It seems based on the coversation Chizuru had with her Aunt, that the whole trafficking thing is a secret, so how many people do they have to swear into silence? It seems that the girls can talk about the entire thing openly. So any custodial staff, or cooks and the like probably know about it as well. So they're probably looking at several hundred people depending on the size of the school that need to be kept quiet.
On top of that, there don't seem to be any kind of measures to actually keep students at the school. So in reality, couldn't they all just get up and walk out?
It hardly computes that the whole thing would be hush-hush; people sort of need to know about it if they are to throw their unwanted female offspring down that drain, else the whole thing will get public about the second a family that isn't trying to get rid of their girl contacts her - and good luck blocking them from doing that without raising a big stink in rather short order.
Which adds up to this whole operation basically having to be legal - and presumably hardly unique - which implies a dystopian social setting indeed...

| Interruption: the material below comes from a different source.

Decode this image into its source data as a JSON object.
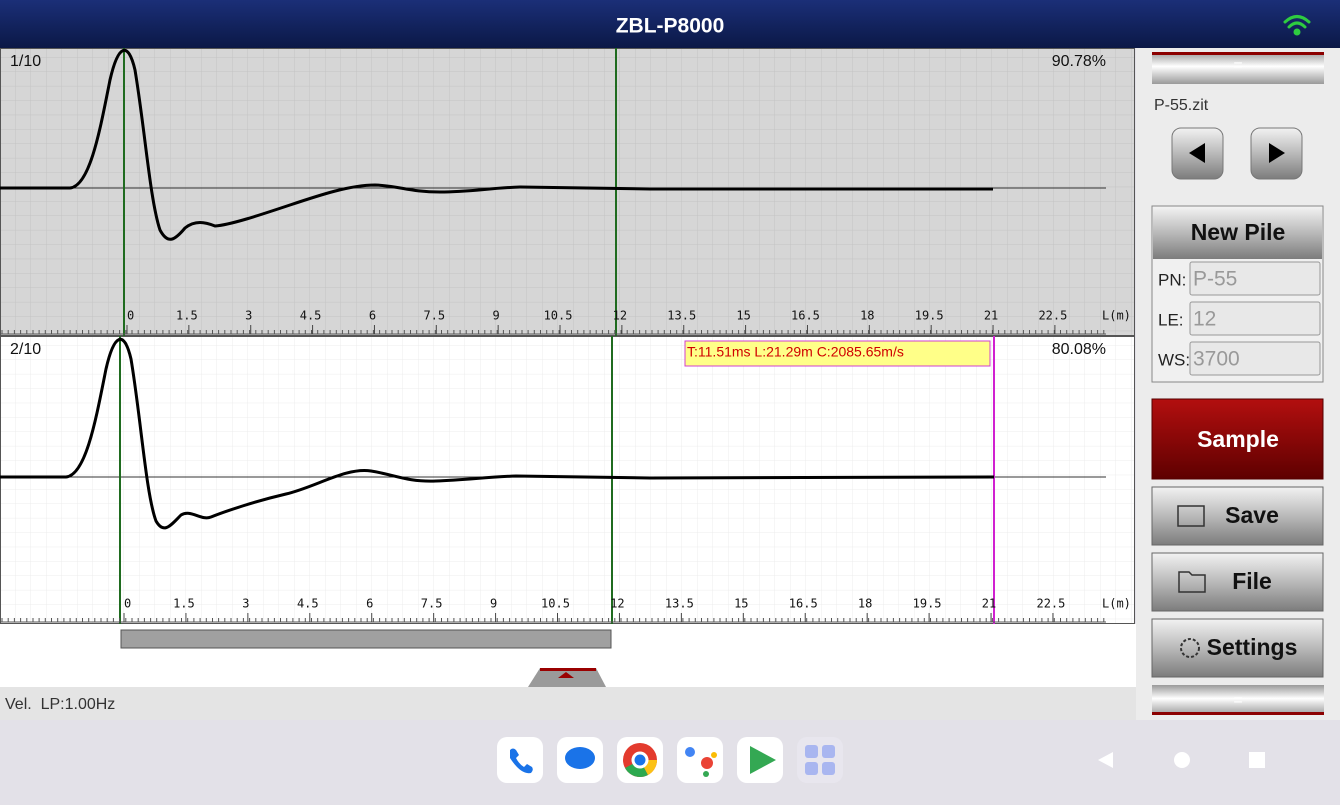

Also the whole class B thing makes zero sense. If they're going to dump these girls into factual sex slavery in squalid brothels why are they bothering to keep them around anymore in the first place, what with the not inconsiderable running costs of feeding, housing and clothing them? And for that matter since the whole premise of the school essentially amounts to human trafficking being legal why are their families not doing the classic by cutting out the middleman and just selling the girls directly to the flesh trade, as poor people have done the world over since year Stick and Stone?
Not like the kinds of people who frequent the kinds of establishements they're implied to be destined for give a shit about conversational skills and education anyway.
I'm getting the distinct impression far too little thought went into the premises of the story, and it isn't abstracted and stylized enough to be meant as an allegory detached from an at last vaguely realistic societal context (unlike, say, Utena to give a particularly surreal example).